Wednesday, April 10, 2013
Writing Wednesday: Media Kits and Press Releases
Did you miss it? Shall I post it here again? Oh, go ahead... ogle a bit...
So... now what? Now... on to the hard(er) work of promoting the book before it's released.
I'd like to think that once the book is released, word of mouth will have it flying off the shelves. But how to get those first few mouths to talk about my book?
I downloaded a simple guide to book promotion, telling me the pieces I need to have for a press kit, what to include in each piece, etc.
For those of you wondering, a simple book press kit should contain the following:
1. a cover page (a simple letter addressed to the recipient)
2. an author bio
3. an About the Book page
4. a fact sheet (info about the book that a bookseller uses to look up the book thru distribution channels)
5. book reviews (if available)
6. events calendar (if available)
7. a press release (if appropriate)
Some people put the actual book into the press kit. Or a link/code for the reader to get a copy of the ebook for free. (Especially if you're looking for reviews. Give them the book.)
I would add (and plan to add) that if you have color postcards of your book cover, or even book marks, you might want to include one of those. (My mother in law, a former PR guru, suggested printing the event listings onto book marks, and to change them as appropriate.)

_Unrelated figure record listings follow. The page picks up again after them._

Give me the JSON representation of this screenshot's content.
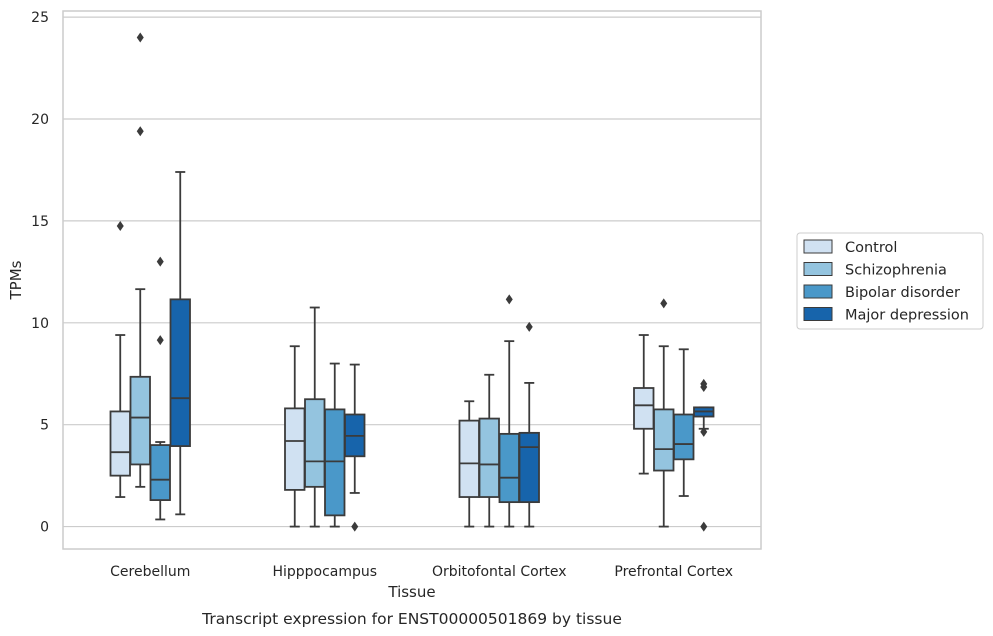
{
  "chart_data": {
    "type": "box",
    "xlabel": "Tissue",
    "ylabel": "TPMs",
    "caption": "Transcript expression for ENST00000501869 by tissue",
    "ylim": [
      -1.1,
      25.3
    ],
    "yticks": [
      0,
      5,
      10,
      15,
      20,
      25
    ],
    "grid": "horizontal",
    "legend_position": "right",
    "categories": [
      "Cerebellum",
      "Hipppocampus",
      "Orbitofontal Cortex",
      "Prefrontal Cortex"
    ],
    "series": [
      {
        "name": "Control",
        "color": "#d0e1f2",
        "boxes": [
          {
            "whislo": 1.45,
            "q1": 2.5,
            "med": 3.65,
            "q3": 5.65,
            "whishi": 9.4,
            "fliers": [
              14.75
            ]
          },
          {
            "whislo": 0.0,
            "q1": 1.8,
            "med": 4.2,
            "q3": 5.8,
            "whishi": 8.85,
            "fliers": []
          },
          {
            "whislo": 0.0,
            "q1": 1.45,
            "med": 3.1,
            "q3": 5.2,
            "whishi": 6.15,
            "fliers": []
          },
          {
            "whislo": 2.6,
            "q1": 4.8,
            "med": 5.95,
            "q3": 6.8,
            "whishi": 9.4,
            "fliers": []
          }
        ]
      },
      {
        "name": "Schizophrenia",
        "color": "#94c4df",
        "boxes": [
          {
            "whislo": 1.95,
            "q1": 3.05,
            "med": 5.35,
            "q3": 7.35,
            "whishi": 11.65,
            "fliers": [
              19.4,
              24.0
            ]
          },
          {
            "whislo": 0.0,
            "q1": 1.95,
            "med": 3.2,
            "q3": 6.25,
            "whishi": 10.75,
            "fliers": []
          },
          {
            "whislo": 0.0,
            "q1": 1.45,
            "med": 3.05,
            "q3": 5.3,
            "whishi": 7.45,
            "fliers": []
          },
          {
            "whislo": 0.0,
            "q1": 2.75,
            "med": 3.8,
            "q3": 5.75,
            "whishi": 8.85,
            "fliers": [
              10.95
            ]
          }
        ]
      },
      {
        "name": "Bipolar disorder",
        "color": "#4a98c9",
        "boxes": [
          {
            "whislo": 0.35,
            "q1": 1.3,
            "med": 2.3,
            "q3": 4.0,
            "whishi": 4.15,
            "fliers": [
              9.15,
              13.0
            ]
          },
          {
            "whislo": 0.0,
            "q1": 0.55,
            "med": 3.2,
            "q3": 5.75,
            "whishi": 8.0,
            "fliers": []
          },
          {
            "whislo": 0.0,
            "q1": 1.2,
            "med": 2.4,
            "q3": 4.55,
            "whishi": 9.1,
            "fliers": [
              11.15
            ]
          },
          {
            "whislo": 1.5,
            "q1": 3.3,
            "med": 4.05,
            "q3": 5.5,
            "whishi": 8.7,
            "fliers": []
          }
        ]
      },
      {
        "name": "Major depression",
        "color": "#1764ab",
        "boxes": [
          {
            "whislo": 0.6,
            "q1": 3.95,
            "med": 6.3,
            "q3": 11.15,
            "whishi": 17.4,
            "fliers": []
          },
          {
            "whislo": 1.65,
            "q1": 3.45,
            "med": 4.45,
            "q3": 5.5,
            "whishi": 7.95,
            "fliers": [
              0.0
            ]
          },
          {
            "whislo": 0.0,
            "q1": 1.2,
            "med": 3.9,
            "q3": 4.6,
            "whishi": 7.05,
            "fliers": [
              9.8
            ]
          },
          {
            "whislo": 4.8,
            "q1": 5.4,
            "med": 5.65,
            "q3": 5.85,
            "whishi": 5.85,
            "fliers": [
              0.0,
              4.65,
              6.85,
              7.0
            ]
          }
        ]
      }
    ]
  }
}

Photos are also always good for local press coverage. Many local papers are itching to have more images to add interest to their pages, especially if you're a local author and are flexible with timing. Good human interest story for a slow news day.

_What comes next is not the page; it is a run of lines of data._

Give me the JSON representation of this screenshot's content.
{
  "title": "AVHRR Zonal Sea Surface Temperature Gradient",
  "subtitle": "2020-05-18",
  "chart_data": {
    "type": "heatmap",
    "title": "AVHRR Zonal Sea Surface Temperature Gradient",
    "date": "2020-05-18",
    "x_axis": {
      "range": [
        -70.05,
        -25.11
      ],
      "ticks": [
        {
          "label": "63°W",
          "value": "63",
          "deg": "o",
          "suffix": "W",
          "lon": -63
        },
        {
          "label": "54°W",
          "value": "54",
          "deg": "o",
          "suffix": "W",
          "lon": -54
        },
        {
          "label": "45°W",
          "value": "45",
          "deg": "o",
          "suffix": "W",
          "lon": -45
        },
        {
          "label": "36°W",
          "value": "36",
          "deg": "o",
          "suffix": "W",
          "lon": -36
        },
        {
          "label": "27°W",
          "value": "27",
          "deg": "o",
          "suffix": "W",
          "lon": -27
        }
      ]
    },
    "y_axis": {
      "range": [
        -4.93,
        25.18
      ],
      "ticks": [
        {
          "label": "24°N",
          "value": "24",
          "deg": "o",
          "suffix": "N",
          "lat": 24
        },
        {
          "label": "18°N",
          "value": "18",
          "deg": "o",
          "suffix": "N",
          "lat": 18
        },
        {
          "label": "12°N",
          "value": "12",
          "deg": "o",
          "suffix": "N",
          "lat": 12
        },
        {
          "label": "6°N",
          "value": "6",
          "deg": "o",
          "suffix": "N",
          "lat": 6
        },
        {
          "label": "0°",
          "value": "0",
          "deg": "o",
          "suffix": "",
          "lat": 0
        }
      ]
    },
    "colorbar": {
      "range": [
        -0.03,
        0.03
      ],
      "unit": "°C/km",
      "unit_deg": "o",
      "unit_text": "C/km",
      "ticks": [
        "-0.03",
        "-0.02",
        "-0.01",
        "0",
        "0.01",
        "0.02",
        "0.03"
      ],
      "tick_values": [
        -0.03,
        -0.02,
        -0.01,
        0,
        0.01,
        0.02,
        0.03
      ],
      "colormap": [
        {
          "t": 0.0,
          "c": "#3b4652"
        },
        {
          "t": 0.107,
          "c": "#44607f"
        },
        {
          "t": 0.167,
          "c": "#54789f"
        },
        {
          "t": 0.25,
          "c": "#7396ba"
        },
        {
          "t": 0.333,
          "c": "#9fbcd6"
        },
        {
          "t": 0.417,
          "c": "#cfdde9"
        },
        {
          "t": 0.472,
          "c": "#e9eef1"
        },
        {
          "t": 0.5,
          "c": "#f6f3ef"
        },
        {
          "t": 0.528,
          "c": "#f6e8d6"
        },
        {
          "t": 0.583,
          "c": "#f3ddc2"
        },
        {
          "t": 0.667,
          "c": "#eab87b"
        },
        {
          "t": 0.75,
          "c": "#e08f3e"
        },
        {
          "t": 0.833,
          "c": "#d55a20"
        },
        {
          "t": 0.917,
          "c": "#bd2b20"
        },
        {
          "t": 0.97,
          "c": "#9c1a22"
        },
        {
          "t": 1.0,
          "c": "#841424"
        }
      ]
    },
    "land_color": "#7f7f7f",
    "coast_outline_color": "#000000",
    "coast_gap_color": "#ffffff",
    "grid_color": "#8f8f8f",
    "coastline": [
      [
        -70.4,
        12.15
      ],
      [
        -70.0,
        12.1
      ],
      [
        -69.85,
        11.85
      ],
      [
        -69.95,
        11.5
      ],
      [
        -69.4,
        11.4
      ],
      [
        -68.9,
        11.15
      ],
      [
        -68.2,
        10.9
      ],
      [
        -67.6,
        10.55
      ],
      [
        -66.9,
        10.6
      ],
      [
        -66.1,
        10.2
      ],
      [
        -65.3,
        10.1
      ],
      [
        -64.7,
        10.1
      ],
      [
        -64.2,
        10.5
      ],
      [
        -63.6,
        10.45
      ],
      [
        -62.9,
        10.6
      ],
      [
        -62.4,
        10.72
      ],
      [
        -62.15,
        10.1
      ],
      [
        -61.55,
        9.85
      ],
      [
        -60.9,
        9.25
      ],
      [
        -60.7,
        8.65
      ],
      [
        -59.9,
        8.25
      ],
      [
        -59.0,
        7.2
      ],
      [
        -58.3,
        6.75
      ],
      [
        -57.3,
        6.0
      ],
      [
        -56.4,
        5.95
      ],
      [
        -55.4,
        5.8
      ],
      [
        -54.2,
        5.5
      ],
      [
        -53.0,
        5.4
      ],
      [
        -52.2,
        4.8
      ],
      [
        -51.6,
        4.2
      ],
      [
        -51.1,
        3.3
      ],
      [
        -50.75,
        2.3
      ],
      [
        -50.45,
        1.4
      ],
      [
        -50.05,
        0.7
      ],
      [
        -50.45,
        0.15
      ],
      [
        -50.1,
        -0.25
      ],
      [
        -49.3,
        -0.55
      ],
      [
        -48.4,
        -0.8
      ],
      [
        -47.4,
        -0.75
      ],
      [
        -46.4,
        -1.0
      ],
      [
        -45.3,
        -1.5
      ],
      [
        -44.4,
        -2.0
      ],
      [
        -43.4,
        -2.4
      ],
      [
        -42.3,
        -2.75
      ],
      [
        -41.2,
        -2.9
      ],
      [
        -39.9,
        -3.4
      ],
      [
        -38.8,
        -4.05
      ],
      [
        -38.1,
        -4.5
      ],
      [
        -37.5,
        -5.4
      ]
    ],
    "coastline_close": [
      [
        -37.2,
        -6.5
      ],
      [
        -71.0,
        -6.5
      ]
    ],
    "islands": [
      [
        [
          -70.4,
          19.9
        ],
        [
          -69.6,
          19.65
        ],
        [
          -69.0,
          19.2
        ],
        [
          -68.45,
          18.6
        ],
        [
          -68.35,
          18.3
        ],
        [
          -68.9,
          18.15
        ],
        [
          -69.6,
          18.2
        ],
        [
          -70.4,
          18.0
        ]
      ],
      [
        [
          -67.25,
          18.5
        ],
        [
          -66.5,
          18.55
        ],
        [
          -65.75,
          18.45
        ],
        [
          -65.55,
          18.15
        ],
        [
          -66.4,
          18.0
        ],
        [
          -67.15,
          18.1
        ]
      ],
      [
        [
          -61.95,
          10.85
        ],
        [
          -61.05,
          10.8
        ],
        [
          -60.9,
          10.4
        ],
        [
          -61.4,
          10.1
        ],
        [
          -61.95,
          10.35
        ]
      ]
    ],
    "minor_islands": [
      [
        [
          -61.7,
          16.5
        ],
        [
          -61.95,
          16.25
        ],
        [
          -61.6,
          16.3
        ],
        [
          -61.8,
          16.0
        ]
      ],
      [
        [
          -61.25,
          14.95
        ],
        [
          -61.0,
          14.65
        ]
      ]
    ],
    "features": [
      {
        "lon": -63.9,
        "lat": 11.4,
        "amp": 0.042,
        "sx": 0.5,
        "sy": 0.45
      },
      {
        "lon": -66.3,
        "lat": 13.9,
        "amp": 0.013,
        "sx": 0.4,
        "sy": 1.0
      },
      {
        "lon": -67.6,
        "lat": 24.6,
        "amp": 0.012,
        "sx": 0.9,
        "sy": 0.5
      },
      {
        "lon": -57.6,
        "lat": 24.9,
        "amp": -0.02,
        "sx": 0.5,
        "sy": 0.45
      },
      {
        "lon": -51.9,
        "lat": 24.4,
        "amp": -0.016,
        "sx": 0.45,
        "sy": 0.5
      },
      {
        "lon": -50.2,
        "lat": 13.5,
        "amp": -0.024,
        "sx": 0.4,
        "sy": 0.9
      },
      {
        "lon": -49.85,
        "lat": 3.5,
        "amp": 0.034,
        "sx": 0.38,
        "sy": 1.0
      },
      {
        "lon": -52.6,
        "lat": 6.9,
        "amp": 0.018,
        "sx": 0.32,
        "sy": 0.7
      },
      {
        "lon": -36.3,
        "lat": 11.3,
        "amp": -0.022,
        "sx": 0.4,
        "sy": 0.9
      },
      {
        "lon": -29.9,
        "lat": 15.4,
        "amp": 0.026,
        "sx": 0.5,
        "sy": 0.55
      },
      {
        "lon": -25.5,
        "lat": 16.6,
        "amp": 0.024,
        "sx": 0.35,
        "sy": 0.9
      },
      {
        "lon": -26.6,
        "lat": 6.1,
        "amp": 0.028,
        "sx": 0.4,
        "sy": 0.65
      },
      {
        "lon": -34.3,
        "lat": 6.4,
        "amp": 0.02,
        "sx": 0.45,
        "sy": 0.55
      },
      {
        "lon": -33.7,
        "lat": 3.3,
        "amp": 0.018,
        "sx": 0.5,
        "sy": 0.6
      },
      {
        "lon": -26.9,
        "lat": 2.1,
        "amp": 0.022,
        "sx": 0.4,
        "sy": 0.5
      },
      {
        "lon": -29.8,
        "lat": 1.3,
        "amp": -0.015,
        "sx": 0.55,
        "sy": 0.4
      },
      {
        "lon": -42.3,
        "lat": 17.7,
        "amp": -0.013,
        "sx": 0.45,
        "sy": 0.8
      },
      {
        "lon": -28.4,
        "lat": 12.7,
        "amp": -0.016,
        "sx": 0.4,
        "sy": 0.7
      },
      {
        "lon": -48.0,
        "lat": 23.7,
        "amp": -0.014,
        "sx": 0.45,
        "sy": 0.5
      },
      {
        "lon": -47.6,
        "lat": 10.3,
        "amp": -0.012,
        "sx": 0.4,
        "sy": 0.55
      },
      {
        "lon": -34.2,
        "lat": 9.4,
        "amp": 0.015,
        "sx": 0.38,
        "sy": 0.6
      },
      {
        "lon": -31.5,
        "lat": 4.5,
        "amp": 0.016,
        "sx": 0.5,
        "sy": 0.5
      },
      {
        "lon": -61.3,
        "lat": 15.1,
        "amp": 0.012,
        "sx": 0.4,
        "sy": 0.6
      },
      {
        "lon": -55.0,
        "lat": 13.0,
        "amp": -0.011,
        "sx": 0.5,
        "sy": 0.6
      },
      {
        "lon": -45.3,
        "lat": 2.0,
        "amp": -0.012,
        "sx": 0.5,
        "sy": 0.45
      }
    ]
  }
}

Another caveat is that many places are all electronic now, even some local papers prefer to get everything via email so that it's easier to cut and paste. My girl scout troop had a lot of success getting their press releases and photos in the local papers when the girls emailed them. Made it so easy for the editor to drop them right onto the page.
But wait. I should know this stuff. I used to actually work in advertising. I did public relations as, you know, a real job for a while. So... Why is this different?

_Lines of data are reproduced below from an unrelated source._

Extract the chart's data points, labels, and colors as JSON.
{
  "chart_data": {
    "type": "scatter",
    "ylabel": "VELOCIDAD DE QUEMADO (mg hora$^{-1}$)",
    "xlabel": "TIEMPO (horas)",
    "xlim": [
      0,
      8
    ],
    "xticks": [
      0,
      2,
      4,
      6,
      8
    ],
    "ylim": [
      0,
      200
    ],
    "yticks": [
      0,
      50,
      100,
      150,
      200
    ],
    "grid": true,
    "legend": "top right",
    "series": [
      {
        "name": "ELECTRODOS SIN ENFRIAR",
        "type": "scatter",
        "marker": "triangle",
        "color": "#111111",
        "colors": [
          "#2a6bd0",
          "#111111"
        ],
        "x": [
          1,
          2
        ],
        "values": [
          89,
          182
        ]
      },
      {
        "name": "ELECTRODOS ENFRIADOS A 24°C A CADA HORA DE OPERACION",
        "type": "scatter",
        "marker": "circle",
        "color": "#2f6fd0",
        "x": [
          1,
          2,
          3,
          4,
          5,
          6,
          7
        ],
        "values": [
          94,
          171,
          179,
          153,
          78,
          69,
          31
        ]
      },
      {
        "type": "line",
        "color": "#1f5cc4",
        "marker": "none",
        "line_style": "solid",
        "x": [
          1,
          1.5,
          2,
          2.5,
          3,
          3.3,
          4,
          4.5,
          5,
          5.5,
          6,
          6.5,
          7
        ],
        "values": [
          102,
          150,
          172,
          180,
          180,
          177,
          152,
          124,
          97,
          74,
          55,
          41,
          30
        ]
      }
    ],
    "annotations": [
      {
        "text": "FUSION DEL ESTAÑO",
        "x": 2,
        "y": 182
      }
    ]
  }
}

Trust me. It is. Not that it's hard to promote a good product - and I do think this book will be a great product - but the whole self-promotion thing gives me the willies.Tooting my own horn doesn't come naturally to me. So I'm trying to pretend it's a product. That this Katie O'Sullivan person is just a client. Otherwise, my mind goes blank and I hear crickets chirping in the recesses of my (empty) head.
Any advice? Words of wisdom? Sample press releases you wish to share?
What do you find to be the hardest part of promotion and marketing? And how did you do it? Or how do you plan to do it in the future?